O Pantanal tem um pulso próprio: uma época de cheia e uma de seca. Nos últimos anos, enfrenta uma forte seca. Dados do MapBiomas mostram 29% de perda de superfície de água comparando os dois picos de cheia dos últimos 37 anos. Houve perda de área alagada e diminuição do tempo de inundação. Se em 1988 o Pantanal ficava alagado por seis meses, em 2018 a cheia se concentrou em dezembro e janeiro.
O pulso é o próprio Pantanal. As áreas úmidas são características do bioma. Se não há cheia, a vida não se renova. A água traz o alimento para a vida abundante da região. A seca também trouxe mudança do padrão de queimada, e os incêndios tornaram-se mais intensos e severos. Em 1999, o Pantanal queimou nas bordas, onde a vegetação campestre prevalece, já em 2020 o fogo atingiu as áreas florestadas da região.
Tive a oportunidade de conhecer a beleza incomparável da região. Se por um lado me encantei com os animais, paisagens e vegetação, por outro fui tocada pela seca extrema, por animais mortos ao buscar água e pelas marcas visíveis do fogo. Naveguei por rios rasos —secos ou assoreados—, conversei com ribeirinhos e fazendeiros e pude sentir a apreensão geral, sintetizada pelo engenheiro florestal Tasso Azevedo: a ruptura climática está acontecendo no Pantanal, aqui e agora.

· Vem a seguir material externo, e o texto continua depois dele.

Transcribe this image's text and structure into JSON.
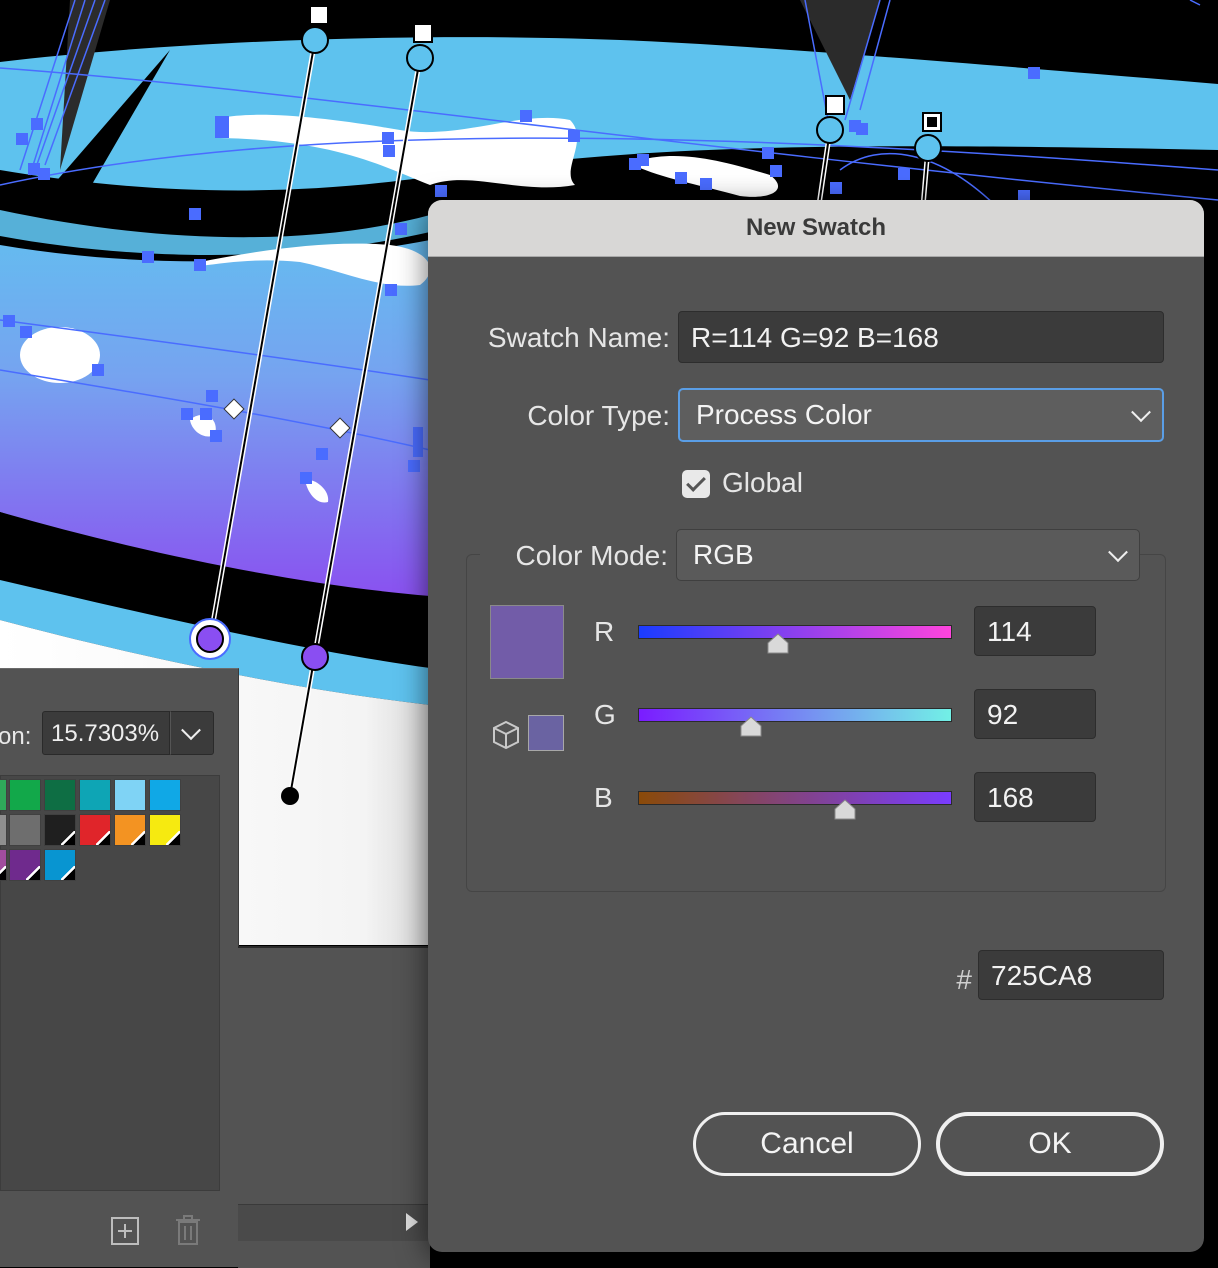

Mas por que o Pantanal está secando?
Há vários fatores interligados, incluindo a crise climática, que aumenta os períodos secos e faz com que as chuvas se concentrem em um curto período de tempo, o desmatamento na Amazônia, que diminui os rios voadores, e a expansão da fronteira agrícola, que usa os recursos hídricos e faz intervenções em seu curso na região do cerrado, planalto onde nascem muitos dos rios que descem para a planície pantaneira, e que também está sob forte pressão.
Além da seca, o assoreamento dos rios da planície com os sedimentos da agricultura no planalto também é motivo de preocupação. O rio Taquari é o exemplo mais dramático desta situação. Neste contexto, torna-se fundamental apoiar os esforços da sociedade civil local que trabalha para aliar a proteção do bioma ao desenvolvimento sustentável.
A SOS Pantanal lidera a petição #PantanalNãoÉLugarDeSoja, o Instituto Homem Pantaneiro coordena as brigadas de incêndio no alto pantanal, os Institutos Arara Azul e Onçafari protegem espécies ameaçadas de extinção, e o Documenta e o Acaia Pantanal participam junto com as outras de esforços de conservação, como a criação de um corredor ecológico.
Ao visitar o bioma, priorizem os estabelecimentos parceiros dessas iniciativas, comprometidos com o ecoturismo sustentável.
Essas organizações ensinam que proteger as nascentes e cabeceiras dos rios no cerrado, assim como recuperar áreas degradadas, cessar o desmatamento na Amazônia e livrar o Pantanal da tentação da monocultura é fundamental. A região vizinha de Bonito pede socorro e dá o alerta, com seus principais rios e corpos d’água ameaçados pelo avanço do cultivo de soja em regiões de banhado, sensíveis a qualquer alteração.
Os governos estaduais e federal precisam agir. Ações de mitigação e adaptação climáticas são urgentes para aliviar as consequências para a população. Governadores devem cumprir os compromissos assinados em iniciativas como a Carta Caiman de 2016, deixados de lado em decisões recentes como a do Governo de Mato Grosso, que acaba de sancionar lei que flexibiliza a proteção do bioma.
O novo governo federal precisa avançar na criação da lei específica para o Pantanal, que garanta sua proteção como patrimônio da humanidade, como previsto na Constituição de 1988.
O Pantanal também pulsa por nós.
*Ilona Szabó de Carvalho é empreendedora cívica, mestre em estudos internacionais pela Universidade de Uppsala (Suécia). É autora de “Segurança Pública para Virar o Jogo”.